Washington Post to host “cartoon project” (UPDATED)

Starting May 10, the Washington Post’s “Comic Riffs” will begin what the blog’s author Michael Cavna calls “a better way” to aid aspiring cartoonists.

Sharpen your pencils, sharpen your comic minds — and check back here in this space come Monday, May 10.

UPDATE: I asked Mr. Cavna if he could elaborate at all on the nature of the “cartoon project”. What he could say on record:

“Formally, it will be a project over several months to promote aspiring comic strip cartoonists. Informally, we’ll see what grows out of this project. Comic Riffs is always open to new ideas.”

UPDATE: Apologies to Kelly who submitted this story. I didn’t realize comments were turned off. Please discuss.

13 thoughts on “Washington Post to host “cartoon project” (UPDATED)

  1. I mentioned on the WP post that I am concerned about their wording on copyright in the rules.

    “The work performed or produced by the Challenge Participant for the Challenge portion of the Contest (collectively, “Challenge Submissions”) shall be work made for hire and that, in the event that the work is deemed not a work for hire, Challenge Participant agrees to assign to Sponsor all right, title and interest in all Challenge Submissions performed or produced by Challenge Participant including all copyrights, and exclusive worldwide rights to reproduce, distribute, modify, and create derivative works for all media or forms now known or unknown, including (without limitation) distribution through the Washington Post Writers Group. All documents, magnetically or optically encoded media, and other tangible materials created by Challenge Participant for the Challenge portion of the Contest will be owned by Sponsor. This subparagraph (i) shall be referred to as the “Ownership Provision”.”

  2. @ Bearman: Concerning, indeed. I haven’t read the rules yet, and that, to me, seems like a non-starter for anyone who’s even somewhat serious about their work.

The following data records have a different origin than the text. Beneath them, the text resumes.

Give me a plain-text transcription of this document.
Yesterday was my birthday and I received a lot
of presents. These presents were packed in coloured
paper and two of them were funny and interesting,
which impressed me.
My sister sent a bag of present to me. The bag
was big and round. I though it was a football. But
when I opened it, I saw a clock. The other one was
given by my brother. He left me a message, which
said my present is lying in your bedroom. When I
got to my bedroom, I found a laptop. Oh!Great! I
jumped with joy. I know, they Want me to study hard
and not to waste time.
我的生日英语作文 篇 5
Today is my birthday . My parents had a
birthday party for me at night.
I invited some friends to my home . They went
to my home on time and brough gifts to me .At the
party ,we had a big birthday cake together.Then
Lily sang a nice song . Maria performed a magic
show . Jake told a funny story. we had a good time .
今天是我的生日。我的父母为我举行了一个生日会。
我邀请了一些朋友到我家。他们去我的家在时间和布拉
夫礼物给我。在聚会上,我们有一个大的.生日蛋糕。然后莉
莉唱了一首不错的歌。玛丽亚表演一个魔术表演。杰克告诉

  3. Looks like Michael is going to check with the lawyers about some of the language in it.

    “As a cartoonist who’s signed more than one syndicate contract over rights to my creations, I’ve asked The Post to review this clause again for clarity.”

  4. I read through all the rules today and that was a HUGE concern for me as well. It looks like it only applies to the challenge portion of the contest which means that the original 6 strips or panels that you submit are not subject to this. Based on the way the rules read the challenge portion looks like you will be asked to create some original work that may or may not include any current features that you are working on.

    I’d be interested in seeing the clarification from The Post on this.

  5. I was recently asked to judge a new cartoon contest. The rules contained the same language about transferring copyright in toto to the organization sponsoring the contest.

    It got changed–after a lot of argument–but this is clearly something of a trend: Lawyers Gone Wild.

    Certainly contest organizers need the right to reproduce winning entries, but the right to reprint is sufficient for that. Six decades after Milt Caniff waged the battle against his syndicate, it is standard for cartoonists to retain copyright in their work.

  6. Thanks again, Bearman Cartoons, for pointing to the clauses that most concerned you. They need revision.

    I met with the contest’s producers and Post legal yesterday and I have proposed new wording so that, among other things, the Entrant/Creator does NOT forfeit rights to his/her work. Revisions are absolutely TK in the days ahead.

    My cartoon creations have always been like my children; there’s a big difference between letting my “kid” go on an audition with hopes of landing a national commercial VS. signing away my firstborn. (And feel free to run with that metaphor however you see fit — it’s a fertile one, to be sure.)

    I’ll definitely keep folks apprised.


  7. Thanks to Michael C. for keeping on through three straight days of rules-revision meetings. For those of us who like to draw cartoons, we know that kind of serious engagement must have seemed like twelve days. With those changes, I am happy to jump into this too. Thanks again.